Metsä Tissue moved to bio energy in heat generation in Sweden

13 February 2018

Metsä Tissue, part of Metsä Group, has invested during the past five years approximately 30 MEUR into sustainable heat generation in its Swedish tissue mills. As a result, the Metsä Tissue mills in Mariestad, Pauliström and Nyboholm, are now using fossil free and CO2 neutral steam generation in tissue production.

“Energy-wise future is built on the renewables - also in tissue production where the drying phase is heat intensive. Therefore we have invested in bio energy in all our Swedish mills”, says Mark Watkins, SVP Consumer Nordics. “We started to operate the new bio boiler in our Nyboholm mill in late 2017. Earlier we have been using partly fossil fuels for heat generation, but now the new boiler has enabled us to move to 100% bio fuels, meaning bark, sawdust, wood chips and other wood based fuels as well as sludge that is a production side stream from using recovered paper in our mills.
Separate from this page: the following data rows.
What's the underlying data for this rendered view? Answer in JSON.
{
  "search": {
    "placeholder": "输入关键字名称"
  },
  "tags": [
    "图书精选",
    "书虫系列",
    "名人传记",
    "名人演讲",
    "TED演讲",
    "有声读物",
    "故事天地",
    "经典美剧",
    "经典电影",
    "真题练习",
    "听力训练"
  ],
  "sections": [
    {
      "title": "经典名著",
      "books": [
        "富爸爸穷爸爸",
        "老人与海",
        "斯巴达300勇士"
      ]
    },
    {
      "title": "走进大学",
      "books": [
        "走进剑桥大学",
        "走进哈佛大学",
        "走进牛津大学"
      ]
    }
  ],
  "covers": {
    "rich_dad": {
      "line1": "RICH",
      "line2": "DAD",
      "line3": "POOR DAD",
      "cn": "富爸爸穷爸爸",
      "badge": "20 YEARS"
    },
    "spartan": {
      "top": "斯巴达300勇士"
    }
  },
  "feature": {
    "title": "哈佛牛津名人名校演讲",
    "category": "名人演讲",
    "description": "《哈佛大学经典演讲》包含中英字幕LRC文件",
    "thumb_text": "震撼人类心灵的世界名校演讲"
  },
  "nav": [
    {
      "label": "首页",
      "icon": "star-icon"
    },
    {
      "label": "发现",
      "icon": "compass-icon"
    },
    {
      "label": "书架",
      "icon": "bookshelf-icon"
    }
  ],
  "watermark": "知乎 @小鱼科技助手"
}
Going forward, oil is used only as a reserve fuel for exceptional circumstances to ensure production continuity.”

The bio boiler investments (one in Pauliström, two in Mariestad and now the latest one in Nyboholm) support Metsä Group’s target to reduce fossil CO2 emissions in production.
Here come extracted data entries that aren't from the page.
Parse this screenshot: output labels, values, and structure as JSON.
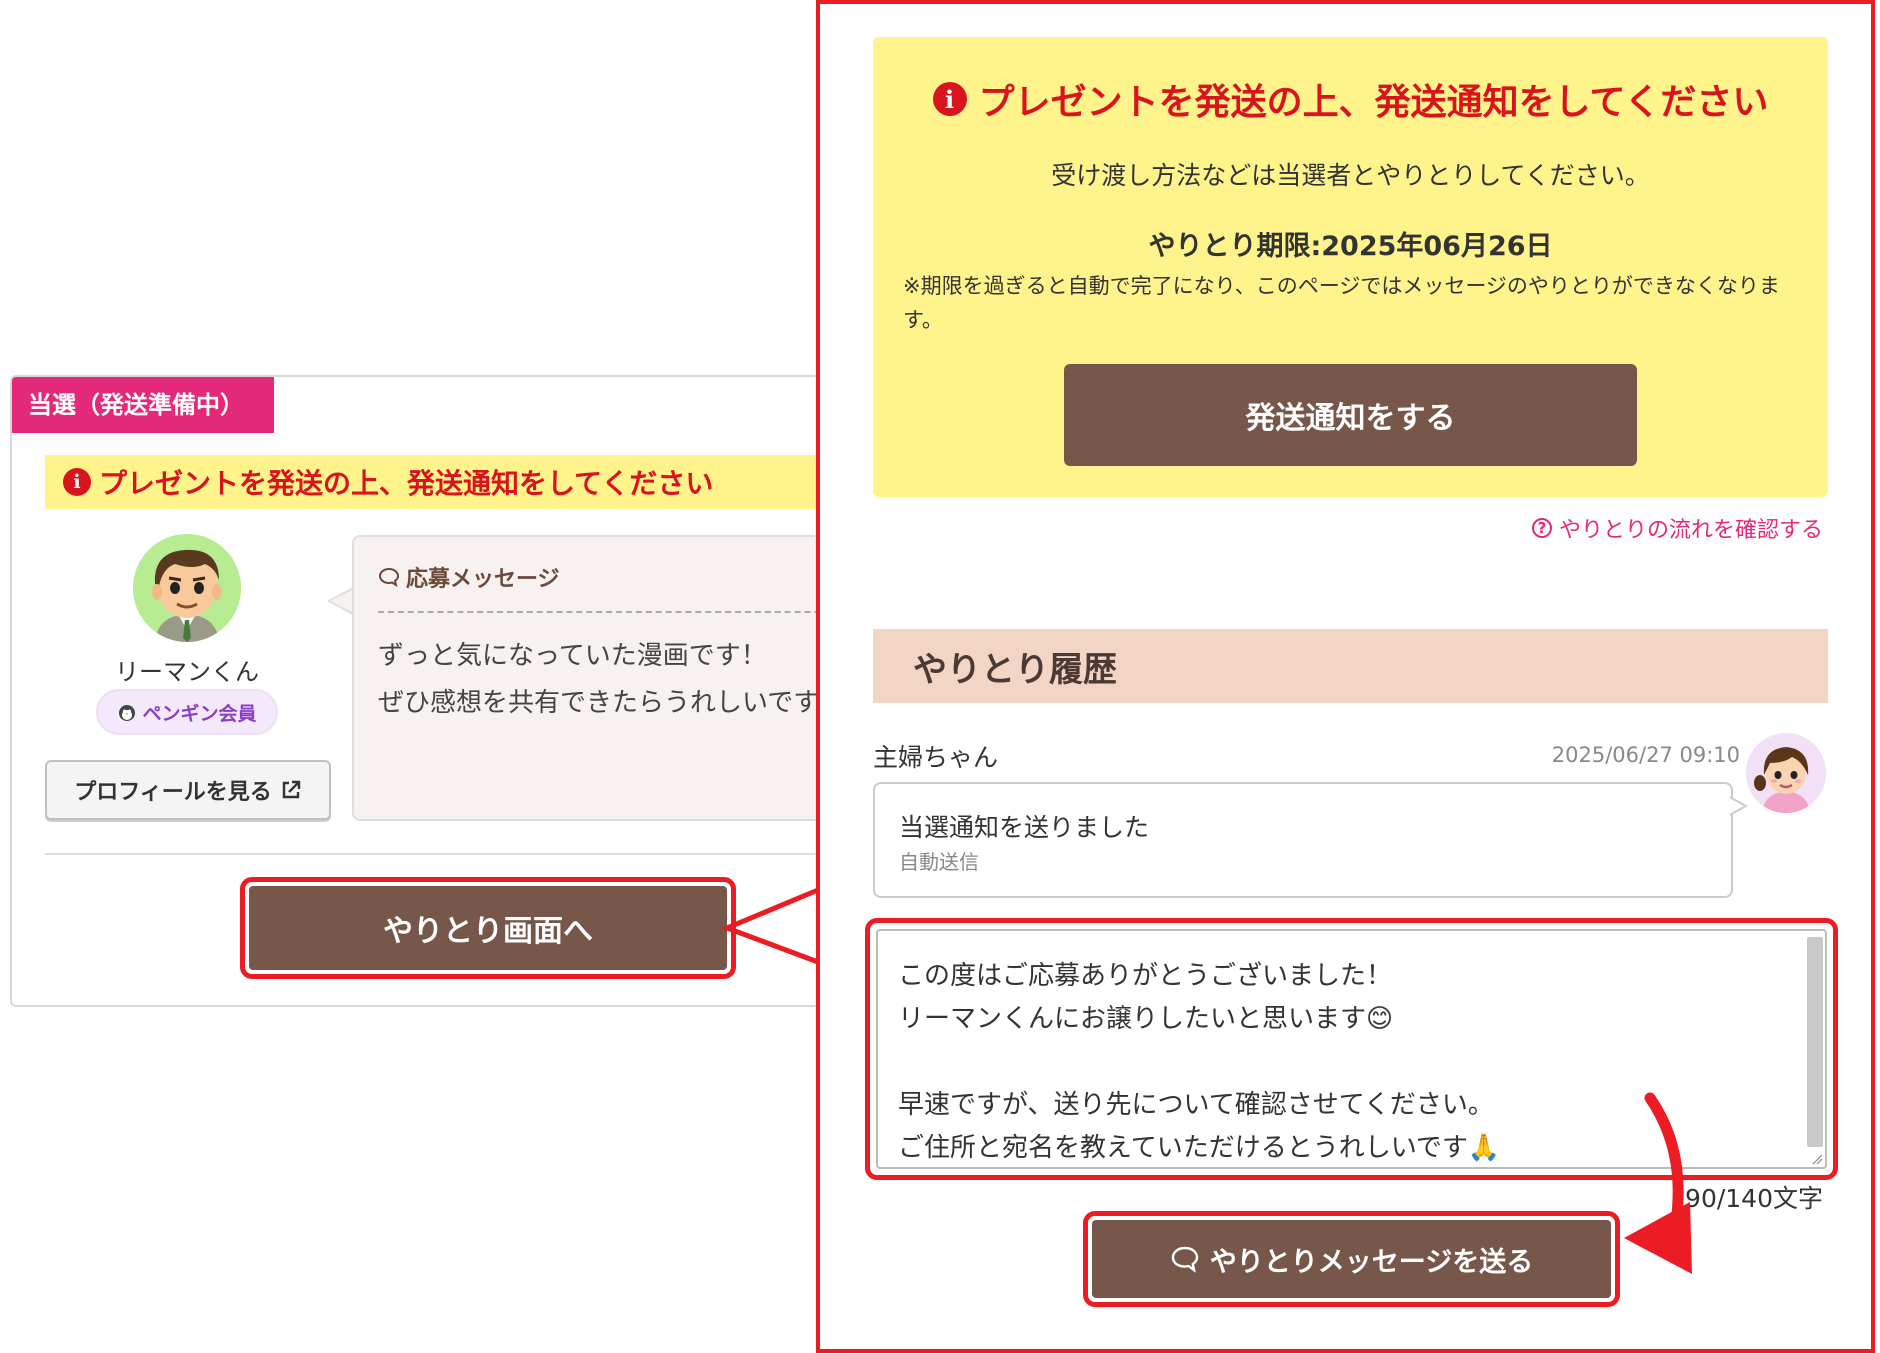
{
  "left_card": {
    "status_tag": "当選（発送準備中）",
    "banner_text": "プレゼントを発送の上、発送通知をしてください",
    "user_name": "リーマンくん",
    "member_badge": "ペンギン会員",
    "profile_button": "プロフィールを見る",
    "message_heading": "応募メッセージ",
    "message_lines": [
      "ずっと気になっていた漫画です！",
      "ぜひ感想を共有できたらうれしいです"
    ],
    "to_chat_button": "やりとり画面へ"
  },
  "right_panel": {
    "notice_title": "プレゼントを発送の上、発送通知をしてください",
    "notice_sub": "受け渡し方法などは当選者とやりとりしてください。",
    "deadline": "やりとり期限:2025年06月26日",
    "note": "※期限を過ぎると自動で完了になり、このページではメッセージのやりとりができなくなります。",
    "notify_button": "発送通知をする",
    "flow_link": "やりとりの流れを確認する",
    "history_heading": "やりとり履歴",
    "history": {
      "sender": "主婦ちゃん",
      "time": "2025/06/27 09:10",
      "text": "当選通知を送りました",
      "sub": "自動送信"
    },
    "compose_lines": [
      "この度はご応募ありがとうございました！",
      "リーマンくんにお譲りしたいと思います😊",
      "",
      "早速ですが、送り先について確認させてください。",
      "ご住所と宛名を教えていただけるとうれしいです🙏"
    ],
    "char_count": "90/140文字",
    "send_button": "やりとりメッセージを送る"
  },
  "colors": {
    "accent_red": "#ec1c24",
    "warning_red": "#d8141e",
    "brand_brown": "#76574a",
    "banner_yellow": "#fff38c",
    "status_pink": "#e4287a",
    "history_peach": "#f3d5c6"
  },
  "icons": [
    "info-icon",
    "penguin-icon",
    "external-link-icon",
    "speech-bubble-icon",
    "question-circle-icon",
    "chat-bubble-icon",
    "resize-grip-icon"
  ]
}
“In Sweden, we produce Lambi and Serla products for households and Katrin products for the away-from-home segment, and our products bring hygiene and wellbeing to millions of people each day. We are also a responsible employer and local manufacturer, and sustainability has a fundamental role in everything we do”, Watkins says. “Consumers are more and more aware of the sustainability topics, which is a good thing for us, as Metsä is a forerunner in sustainable bio economy.”